A month ago I went to Nurdle Hunt Event organised by Plastic Free Sea in Pui Po, HK. A sunny day served families and energetic individuals who were taking a break from the current ongoing situation worldwide.
First and foremost, what is a nurdle?
Nurdles are lentil-sized plastic pellets that are made as to the raw material for plastic productions. They will be shipped or transported around the world to manufacturers in producing plastic products for our everyday use.
(The next day event collection photo)
Ever since the throw-away culture has begun, which branded in the name of hygiene and convenience, consumers’ money spending on plastic products act upon as solid support on manufacturers of their work ethic, and in return, tonnes after tonnes of these little pellets are made to feed the market.
We know it’s easier said than done. The problems with plastics are more complex than taking out one or two factors and pointing the fingers at them. Nevertheless, the dangers of these nurdles lay under our beloved seas and the whole marine system. The concern is they are not biodegradable and the ability to absorb toxic chemicals. Because of their tiny size, nurdles are easily mistaken for food by animals; birds, fish, sea turtles just to name a few.
The effects are bioaccumulating up in the food chain. Not only they’re affecting the lives of endangered animals who already struggling to keep up their race in line, but also the microplastics are ending up in human consumption. It’s no guarantee that these tiny particles pass harmlessly through the body. Further research is needed urgently to understand better what we’re dealing with, and to prevent a possible disastrous health risk.
And here is a tale of Hong Kong nurdles spill. Nobody had predicted it. In 2012, Typhoon Vicente stormed over Hong Kong and caused seven shipping containers, which in the ship at that time, fell into the sea. Some containers broke by waves, pouring 150 tonnes of plastic pellets in the water. The responsible company, and several environmental groups had led their ways to clear the seasides, with the later joined government team and volunteers, however, the damages had been made and from time to time, somebody would find tiny pellets on the washing shore. Like us.
Enough for the grimy talk! Back to the breezy afternoon, when the sea birds were fighting over their territory near the big pile of rocks, I rolled up my pants, two feet deep in the sands, along with other volunteers, taking a sieve and surveying nurdles that lied under. Through a simple scoop, and shaking the sands out as we lifted the sieve, we had discovered some of the hidden treasures! Obviously, I long suspected some kids have supernatural powers, and it had been proven to be true, as some of the kids were yelling, “Found it.” every three minutes?!
Well, it was always a pleasure to be grouped with the people who like to fight the common cause. There are solutions we can do to reduce plastic use individually:
– wean off disposable plastics.
Take note of a day that what will you be relying on disposable plastics; from plastic straws, bags, to cutlery, etc. Then look for the reusable version. If you start doing it, I would like to thank you from the bottom of my heart the contributions you’re making for our societies.

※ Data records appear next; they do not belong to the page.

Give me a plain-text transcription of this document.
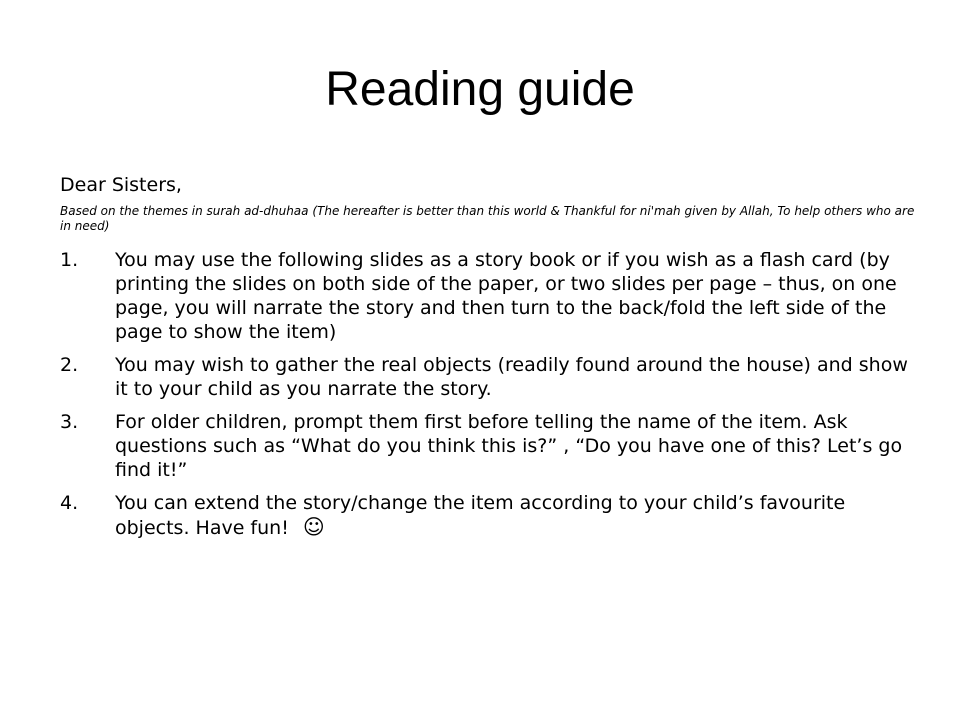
Reading guide

Dear Sisters,

Based on the themes in surah ad-dhuhaa (The hereafter is better than this world & Thankful for ni'mah given by Allah, To help others who are in need)

1. You may use the following slides as a story book or if you wish as a flash card (by printing the slides on both side of the paper, or two slides per page – thus, on one page, you will narrate the story and then turn to the back/fold the left side of the page to show the item)
2. You may wish to gather the real objects (readily found around the house) and show it to your child as you narrate the story.
3. For older children, prompt them first before telling the name of the item. Ask questions such as “What do you think this is?” , “Do you have one of this? Let’s go find it!”
4. You can extend the story/change the item according to your child’s favourite objects. Have fun! ☺
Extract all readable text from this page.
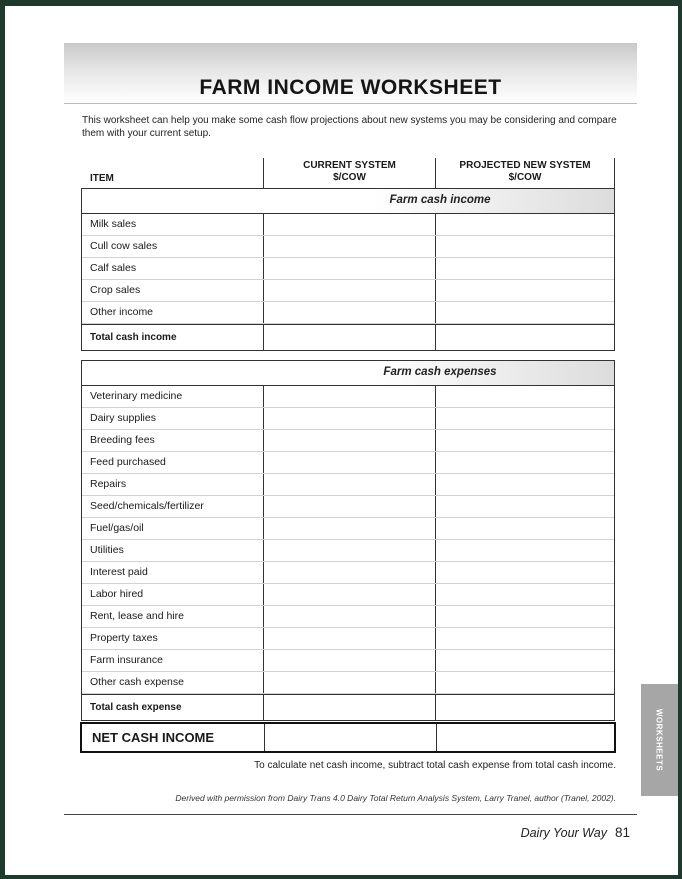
FARM INCOME WORKSHEET
This worksheet can help you make some cash flow projections about new systems you may be considering and compare them with your current setup.
ITEM
CURRENT SYSTEM
$/COW
PROJECTED NEW SYSTEM
$/COW
Farm cash income
Milk sales
Cull cow sales
Calf sales
Crop sales
Other income
Total cash income
Farm cash expenses
Veterinary medicine
Dairy supplies
Breeding fees
Feed purchased
Repairs
Seed/chemicals/fertilizer
Fuel/gas/oil
Utilities
Interest paid
Labor hired
Rent, lease and hire
Property taxes
Farm insurance
Other cash expense
Total cash expense
NET CASH INCOME
To calculate net cash income, subtract total cash expense from total cash income.
Derived with permission from Dairy Trans 4.0 Dairy Total Return Analysis System, Larry Tranel, author (Tranel, 2002).
Dairy Your Way 81
WORKSHEETS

You can then take notes of the plastic items you have and see how you can recycle them. For example a plastic container, you can wash and reuse it for years due to persistent durability. This in a way, you’re recycling by reusing it. While others, like plastic bottles, dispose of them to your near recycling bins.
Crazy! Who has invented it? Though it looks pretty and all, the harm is outweighed the actual use. So simply abandon the use of it and look for alternatives.
– learn more about plastics and hear community voices.
Learn about the advantages and disadvantages of plastics. The goal here is to build a well-rounded understanding and critical thinking about plastic usage, so you can find ways to solve the problems we’re facing. We need problem solvers.
And there will be more of us in the community you may realise. Go hear their thoughts and share your own. Your skills can apply to solve this common cause. What a great turnout.
– Become an activist.
You can vote for your local officials who will make good environmental impacts.
You can send out letters to suggest solutions to big companies.
You can find alternative products from better manufacturers.
You can volunteer.
You can support legislation that can make plastics use less desirable.
You can talk to your friends and family about your vision.
You can join allies.
You can use your skills in those problematic areas and create products that can benefit millions.
And if you have money, you can fund the research or the innovation, or both!
The point is, there are almost limitless ways you can do as an individual.
Reducing and adapting a zero plastic waste lifestyle is our aim and together, we’re stronger and we can accomplish.